Oxidation states of sulfur: In \(\text{Na}_2\text{S}_2\text{O}_3\), the average oxidation state of sulfur is +2. During the reaction, sulfur in \(\text{Na}_2\text{S}_2\text{O}_3\) is partially oxidized to \(\text{Na}_2\text{S}_4\text{O}_6\), where the average oxidation state becomes +2.5.
Definition of equivalent weight: The equivalent weight of a substance is given by: \( \text{Equivalent Weight} = \frac{\text{Molecular Weight}}{n}. \) Here, n represents the number of electrons transferred per molecule in the reaction.
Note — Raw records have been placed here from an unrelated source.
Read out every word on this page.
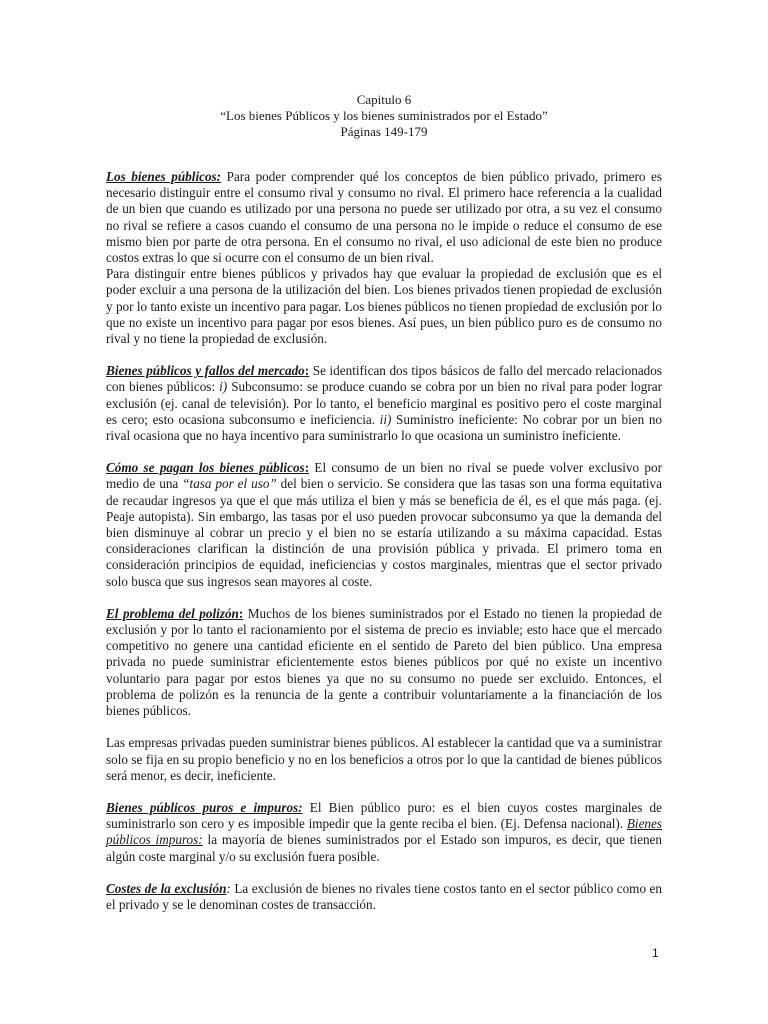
Capitulo 6
“Los bienes Públicos y los bienes suministrados por el Estado”
Páginas 149-179

Los bienes públicos: Para poder comprender qué los conceptos de bien público privado, primero es necesario distinguir entre el consumo rival y consumo no rival. El primero hace referencia a la cualidad de un bien que cuando es utilizado por una persona no puede ser utilizado por otra, a su vez el consumo no rival se refiere a casos cuando el consumo de una persona no le impide o reduce el consumo de ese mismo bien por parte de otra persona. En el consumo no rival, el uso adicional de este bien no produce costos extras lo que si ocurre con el consumo de un bien rival.

Para distinguir entre bienes públicos y privados hay que evaluar la propiedad de exclusión que es el poder excluir a una persona de la utilización del bien. Los bienes privados tienen propiedad de exclusión y por lo tanto existe un incentivo para pagar. Los bienes públicos no tienen propiedad de exclusión por lo que no existe un incentivo para pagar por esos bienes. Así pues, un bien público puro es de consumo no rival y no tiene la propiedad de exclusión.

Bienes públicos y fallos del mercado: Se identifican dos tipos básicos de fallo del mercado relacionados con bienes públicos: i) Subconsumo: se produce cuando se cobra por un bien no rival para poder lograr exclusión (ej. canal de televisión). Por lo tanto, el beneficio marginal es positivo pero el coste marginal es cero; esto ocasiona subconsumo e ineficiencia. ii) Suministro ineficiente: No cobrar por un bien no rival ocasiona que no haya incentivo para suministrarlo lo que ocasiona un suministro ineficiente.

Cómo se pagan los bienes públicos: El consumo de un bien no rival se puede volver exclusivo por medio de una “tasa por el uso” del bien o servicio. Se considera que las tasas son una forma equitativa de recaudar ingresos ya que el que más utiliza el bien y más se beneficia de él, es el que más paga. (ej. Peaje autopista). Sin embargo, las tasas por el uso pueden provocar subconsumo ya que la demanda del bien disminuye al cobrar un precio y el bien no se estaría utilizando a su máxima capacidad. Estas consideraciones clarifican la distinción de una provisión pública y privada. El primero toma en consideración principios de equidad, ineficiencias y costos marginales, mientras que el sector privado solo busca que sus ingresos sean mayores al coste.

El problema del polizón: Muchos de los bienes suministrados por el Estado no tienen la propiedad de exclusión y por lo tanto el racionamiento por el sistema de precio es inviable; esto hace que el mercado competitivo no genere una cantidad eficiente en el sentido de Pareto del bien público. Una empresa privada no puede suministrar eficientemente estos bienes públicos por qué no existe un incentivo voluntario para pagar por estos bienes ya que no su consumo no puede ser excluido. Entonces, el problema de polizón es la renuncia de la gente a contribuir voluntariamente a la financiación de los bienes públicos.

Las empresas privadas pueden suministrar bienes públicos. Al establecer la cantidad que va a suministrar solo se fija en su propio beneficio y no en los beneficios a otros por lo que la cantidad de bienes públicos será menor, es decir, ineficiente.

Bienes públicos puros e impuros: El Bien público puro: es el bien cuyos costes marginales de suministrarlo son cero y es imposible impedir que la gente reciba el bien. (Ej. Defensa nacional). Bienes públicos impuros: la mayoría de bienes suministrados por el Estado son impuros, es decir, que tienen algún coste marginal y/o su exclusión fuera posible.

Costes de la exclusión: La exclusión de bienes no rivales tiene costos tanto en el sector público como en el privado y se le denominan costes de transacción.

1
Calculation: For \(\text{Na}_2\text{S}_2\text{O}_3\), \(n = 1\), because each molecule transfers 1 electron. Therefore, the equivalent weight of \(\text{Na}_2\text{S}_2\text{O}_3\) is equal to its molecular weight, M. Thus, the equivalent weight of \(\text{Na}_2\text{S}_2\text{O}_3\) in this reaction is M.